Elexandria Simon, 20, of Sedalia, a student at the University of Central Missouri in Warrensburg, will participate in the pageant Nov. 30 through Dec. 1 in Columbia.
Simon, the daughter of Alfred and Jennifer Simon, began entering pageants at age 9 while living in Georgia. Simon’s mother said the 2008 Atlanta Georgia pageant provided a surprise for the family when Alexandria won the crown. The win set her on the path of pageant competition.
“The Atlanta pageant was my very first pageant,” Simon said. “And it basically was just for confidence (and) public speaking, just because I was young …”
Since moving to Sedalia in 2009 she has competed periodically in pageants that included Orlando, Florida, where she won Miss Photogenic, which led her to a competition in Los Angeles. Many of the pageants Simon competed in were for the National American Miss system; this particular pageant is for the Miss USA system.
For the upcoming pageant, Simon will compete with 35 to 50 other women and will compete in the categories of activewear or swimsuit, evening gown and personal interview. She said she was excited to find out she was selected.
“At first, I was a little nervous just because I hadn’t done a pageant in a couple years,” she noted. “But I was excited because when you get older and get into the Miss USA system, the focus of the pageant kind of shifts.
“When you’re younger it’s about developing good public speaking skills and really just being comfortable in your own skin,” she continued. “Whereas when you’re older, you’ve basically reached that point.
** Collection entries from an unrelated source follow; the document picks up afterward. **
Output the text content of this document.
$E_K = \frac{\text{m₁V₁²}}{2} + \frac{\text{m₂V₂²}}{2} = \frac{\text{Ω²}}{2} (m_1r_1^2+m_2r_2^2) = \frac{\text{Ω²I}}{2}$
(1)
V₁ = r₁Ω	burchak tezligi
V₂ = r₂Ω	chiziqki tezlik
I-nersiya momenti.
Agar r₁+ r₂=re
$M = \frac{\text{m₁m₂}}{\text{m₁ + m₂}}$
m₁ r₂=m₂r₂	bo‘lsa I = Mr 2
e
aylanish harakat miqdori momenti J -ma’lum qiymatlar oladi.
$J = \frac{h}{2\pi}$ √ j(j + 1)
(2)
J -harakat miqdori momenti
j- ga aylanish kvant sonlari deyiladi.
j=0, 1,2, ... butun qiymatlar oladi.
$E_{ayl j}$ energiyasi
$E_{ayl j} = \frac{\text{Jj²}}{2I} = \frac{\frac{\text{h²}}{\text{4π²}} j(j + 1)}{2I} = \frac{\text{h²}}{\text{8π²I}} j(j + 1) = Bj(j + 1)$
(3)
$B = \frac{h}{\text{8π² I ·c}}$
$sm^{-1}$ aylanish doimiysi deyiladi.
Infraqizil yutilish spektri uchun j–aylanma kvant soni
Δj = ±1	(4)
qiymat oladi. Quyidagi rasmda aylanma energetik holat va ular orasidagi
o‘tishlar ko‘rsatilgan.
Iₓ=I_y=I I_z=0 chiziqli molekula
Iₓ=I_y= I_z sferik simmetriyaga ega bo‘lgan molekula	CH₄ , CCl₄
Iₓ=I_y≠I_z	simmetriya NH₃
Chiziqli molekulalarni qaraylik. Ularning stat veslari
So then, from there you advocate for charities and do something bigger …”
If Simon wins she will spend time advocating for mental health.
“It’s really great too because my take on it is mental health is a really big problem that we have today,” she explained. “Personally, I’ve dealt with a lot of problems with mental health.
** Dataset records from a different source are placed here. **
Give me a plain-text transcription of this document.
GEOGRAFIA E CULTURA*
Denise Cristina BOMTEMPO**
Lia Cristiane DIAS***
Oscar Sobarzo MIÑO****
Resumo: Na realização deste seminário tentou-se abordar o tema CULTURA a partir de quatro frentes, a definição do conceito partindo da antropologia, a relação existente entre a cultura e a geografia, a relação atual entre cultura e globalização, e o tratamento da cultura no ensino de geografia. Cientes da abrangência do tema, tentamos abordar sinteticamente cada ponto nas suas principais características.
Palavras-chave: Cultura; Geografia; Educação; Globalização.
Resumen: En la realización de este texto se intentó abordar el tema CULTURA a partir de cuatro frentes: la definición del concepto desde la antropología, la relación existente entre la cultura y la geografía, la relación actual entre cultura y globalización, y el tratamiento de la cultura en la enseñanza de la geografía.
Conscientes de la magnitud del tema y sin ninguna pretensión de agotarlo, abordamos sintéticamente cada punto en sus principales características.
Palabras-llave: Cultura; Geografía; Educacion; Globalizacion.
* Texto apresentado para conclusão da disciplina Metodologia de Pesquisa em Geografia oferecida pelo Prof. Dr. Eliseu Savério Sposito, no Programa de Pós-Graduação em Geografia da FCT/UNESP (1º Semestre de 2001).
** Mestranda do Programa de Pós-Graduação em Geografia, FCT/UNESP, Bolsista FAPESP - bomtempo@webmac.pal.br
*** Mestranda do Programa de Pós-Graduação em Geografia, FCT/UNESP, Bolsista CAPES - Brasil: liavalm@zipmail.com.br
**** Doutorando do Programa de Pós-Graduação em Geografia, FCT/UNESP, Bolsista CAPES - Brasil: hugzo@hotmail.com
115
“And I feel that with all the legislation that other states are passing, they’re making it mandatory for schools to provide mental health education,” she continued. “That’s really my biggest driving force, is the importance of getting that legislation passed all over the country.”
Simon has taken advocacy a step further and is an anonymous crisis counselor through the Crisis Text Line.
“It’s basically a text for people that are dealing with mental illness and they’re in crisis,” she said. “’They will text the line and we’ll guide them into paving a road for themselves to figure out the solution. That’s been a real eye-opening experience too.”
While attending UCM Simon is majoring in political science with an emphasis in legal studies. She said from a young age she has always wanted to impact people. She has worked as a waitress since age 16 and enjoys people.
“I’m constantly around people and being around people,” she noted. “It gives you ideas of how to make things better for the world around you. With doing legal studies, I’ve found my passion and also my passion for helping people.”
Simon offered advice to other girls and young women interested in competing in pageants.
“Personally, the pageant world is hard,” she noted. “Because a lot of the girls that compete in pageants do it for years. Running in the same systems for multiple years at a time. But that doesn’t mean you don’t have a chance of doing something well.
“Every girl has something different to bring to the table,” she continued. “You gain so much from a pageant other than just winning a crown. From scholarships to marketing opportunities, to building connections with people.”